Michael, during the 20th century governments murdered approximately 270 million innocent people (per Jeffrey Rogers Hummel). And that doesn't even include those who were killed in wars. That's quite some history regarding how coercive monopolies operate.

But, the government pays your salary. So I understand where you're coming from.

mmazenko said...

And how many of those murders were committed by people? Hmmmm. Would that be .... all of them?

Such a random statistic.

How many individuals were killed by other individuals during that time? How many innocent civilians were protected from harm by governments acting on the behalf of individuals? How many lives were saved by governmental efforts to provide immunizations? How about clean water? Fire codes? Food safety? Workplace safety rules? How about guaranteed health care and insurance to people who are marginalized by the free market?
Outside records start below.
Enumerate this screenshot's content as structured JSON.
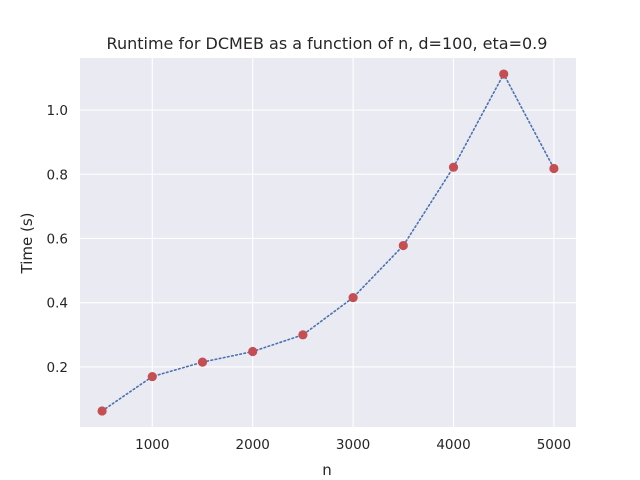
{
  "chart_data": {
    "type": "line",
    "title": "Runtime for DCMEB as a function of n, d=100, eta=0.9",
    "xlabel": "n",
    "ylabel": "Time (s)",
    "x": [
      500,
      1000,
      1500,
      2000,
      2500,
      3000,
      3500,
      4000,
      4500,
      5000
    ],
    "series": [
      {
        "values": [
          0.063,
          0.17,
          0.215,
          0.248,
          0.3,
          0.416,
          0.578,
          0.822,
          1.112,
          0.818
        ],
        "line_color": "#4c72b0",
        "line_style": "dotted",
        "marker_color": "#c44e52"
      }
    ],
    "xlim": [
      280,
      5220
    ],
    "ylim": [
      0.013,
      1.162
    ],
    "xticks": [
      1000,
      2000,
      3000,
      4000,
      5000
    ],
    "xtick_labels": [
      "1000",
      "2000",
      "3000",
      "4000",
      "5000"
    ],
    "yticks": [
      0.2,
      0.4,
      0.6,
      0.8,
      1.0
    ],
    "ytick_labels": [
      "0.2",
      "0.4",
      "0.6",
      "0.8",
      "1.0"
    ],
    "grid": true,
    "background": "#eaeaf2",
    "grid_color": "#ffffff"
  }
}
Really. Try to answer each - or even one - of those specific acts of governments acting on the behalf of the safety and welfare of their citizens.

Honesty, Steven, your arguments are moving further and further from reality. Is everything OK?

steven said...

Those murders were committed by people who claimed the right to rule over other people. People who, unlike common criminals, were hiding behind a cloak of supposed legitimacy.

I'm giving you actual murders, not hypothetical ones. Why don't you provide us with answers to those hypothetical questions you pose, Michael. Otherwise you're just blowing smoke.

mmazenko said...

Just dispute public health and safety from history. Just refute the Gilded Age and the Progressive policies that improved citizens' lives?

Blowing smoke? Me?

Never mind. This has become tiresome.